Functional programming in D and some reflexion on the () optionality.
Christophe Travert
travert at phare.normalesup.org
Tue Aug 7 00:51:31 PDT 2012
Timon Gehr , dans le message (digitalmars.D:174361), a écrit :
> On 08/06/2012 09:42 PM, Christophe Travert wrote:
>> Timon Gehr , dans le message (digitalmars.D:174329), a écrit :
>>> On 08/06/2012 07:20 PM, Christophe Travert wrote:
>>>>
>>>> What do you think?
>>>
>>> Creating byzantine language rules to cater to unimportant or
>>> non-existent use cases will slaughter the language.
>>
>> What exactly do you consider byzantine here, whatever that means?
>
> byzantine means involved. Why deliberately make the language more
> complicated for no gain whatsoever?
>
>> Implicit cast is an already defined feature. Clarifying the way
>> parenthesis-less function calls exist by adding a casting rule is making
>> the langage more simple IMHO,
>
> I don't know what to respond to this. Are you serious?
>
>> and might improve the current position. Of
>> course, if your point is that parenthesis-less function calls are
>> unimportant or non-existent,
>
> It isn't. My point is that there actually is no issue that would
> require some complex solution.
Misha's post reminded me that parenthesis-less function call rules are
not that complicated, although I think he omitted one or a few things
like assigning a function to an auto parameter or passing a function to
a template. I agree that the situation is sufficent can be kept that
way, and that there is no big issue.
However, I had the impression from deadalnix' post that what he wanted
to discuss was something that would make function real first class
types, that you could use, assign, etc, without using function pointers
(although there have to be function pointers internally of course). If
foo is a function, I think making "auto a = foo;" be a function is
something that is expected in a langage where function are first class
types. Thus, making parenthesis-less function expressions be functions.

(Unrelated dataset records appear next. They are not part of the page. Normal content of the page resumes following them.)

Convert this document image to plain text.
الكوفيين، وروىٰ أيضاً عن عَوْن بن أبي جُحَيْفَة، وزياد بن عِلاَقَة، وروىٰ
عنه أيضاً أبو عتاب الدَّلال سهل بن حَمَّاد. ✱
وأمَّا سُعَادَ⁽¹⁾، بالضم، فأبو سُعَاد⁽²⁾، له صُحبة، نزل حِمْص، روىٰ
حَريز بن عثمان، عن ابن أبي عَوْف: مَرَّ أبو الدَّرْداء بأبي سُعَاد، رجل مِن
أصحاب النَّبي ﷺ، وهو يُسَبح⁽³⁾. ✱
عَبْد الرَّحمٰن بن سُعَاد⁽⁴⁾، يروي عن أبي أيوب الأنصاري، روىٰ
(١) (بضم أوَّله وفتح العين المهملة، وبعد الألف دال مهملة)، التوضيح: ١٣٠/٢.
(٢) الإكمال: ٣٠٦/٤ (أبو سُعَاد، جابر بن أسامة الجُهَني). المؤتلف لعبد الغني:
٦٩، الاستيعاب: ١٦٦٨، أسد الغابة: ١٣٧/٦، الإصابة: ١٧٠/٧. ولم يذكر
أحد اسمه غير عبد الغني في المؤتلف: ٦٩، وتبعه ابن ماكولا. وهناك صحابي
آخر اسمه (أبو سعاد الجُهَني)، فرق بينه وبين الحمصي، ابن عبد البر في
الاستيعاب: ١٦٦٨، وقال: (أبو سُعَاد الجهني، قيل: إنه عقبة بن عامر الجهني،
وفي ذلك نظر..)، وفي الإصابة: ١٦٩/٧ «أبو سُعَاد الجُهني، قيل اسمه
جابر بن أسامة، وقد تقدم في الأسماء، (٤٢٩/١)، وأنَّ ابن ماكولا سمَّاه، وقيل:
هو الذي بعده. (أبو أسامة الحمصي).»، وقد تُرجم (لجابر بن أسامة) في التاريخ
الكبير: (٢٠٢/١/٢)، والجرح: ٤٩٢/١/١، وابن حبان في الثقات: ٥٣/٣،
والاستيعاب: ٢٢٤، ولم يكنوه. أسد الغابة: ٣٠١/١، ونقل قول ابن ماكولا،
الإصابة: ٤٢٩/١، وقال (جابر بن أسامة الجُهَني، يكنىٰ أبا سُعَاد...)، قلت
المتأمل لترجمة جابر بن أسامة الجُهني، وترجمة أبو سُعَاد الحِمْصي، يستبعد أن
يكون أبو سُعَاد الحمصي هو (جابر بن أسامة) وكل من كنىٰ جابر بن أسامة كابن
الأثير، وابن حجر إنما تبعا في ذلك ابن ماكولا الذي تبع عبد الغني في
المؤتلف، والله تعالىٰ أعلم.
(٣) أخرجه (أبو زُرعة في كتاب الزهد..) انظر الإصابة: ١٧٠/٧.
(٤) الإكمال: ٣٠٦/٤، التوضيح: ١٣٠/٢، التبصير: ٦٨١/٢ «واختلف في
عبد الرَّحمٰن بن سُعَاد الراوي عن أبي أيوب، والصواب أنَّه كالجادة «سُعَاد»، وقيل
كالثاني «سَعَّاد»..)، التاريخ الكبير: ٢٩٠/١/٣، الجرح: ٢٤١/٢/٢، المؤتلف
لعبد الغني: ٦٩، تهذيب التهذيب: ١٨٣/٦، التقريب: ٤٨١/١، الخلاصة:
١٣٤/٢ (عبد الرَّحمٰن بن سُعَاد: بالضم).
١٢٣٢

I maintain that I don't think that one implicit cast rule is not more
complicated than the lines Misha used to describe parenthesis-less
function call + some probably missing cases.
I understand the D language does not like implicit cast. The approach
was to make as few implicit casts as possible and loosen the rule
parsimoniously to avoid to create mess. That rule may be more
important than making function first-class types in D, or defining
parenthesis-less function call as an implicit cast.
Now, a little off-topic, implicit cast and rewrites are already
everywhere in the language. Many feature are already attempts something,
if it does not work, rewrite and attempt again. That's how the compiler
works in many cases from what I briefly caught. Describing as many
language features as possible as rewrites is a way that may make the
language easier, and provides a way to describe feature interactions
too, by prioritizing or restricting combinaisons of rewrites.
Independently of parenthesis-less function call issue, I think that this
may be a way to redefine the language, and open doors to clarify a few
tricky issues. I may very well be mistaken, but I think this approach
should be considered when discussing language features.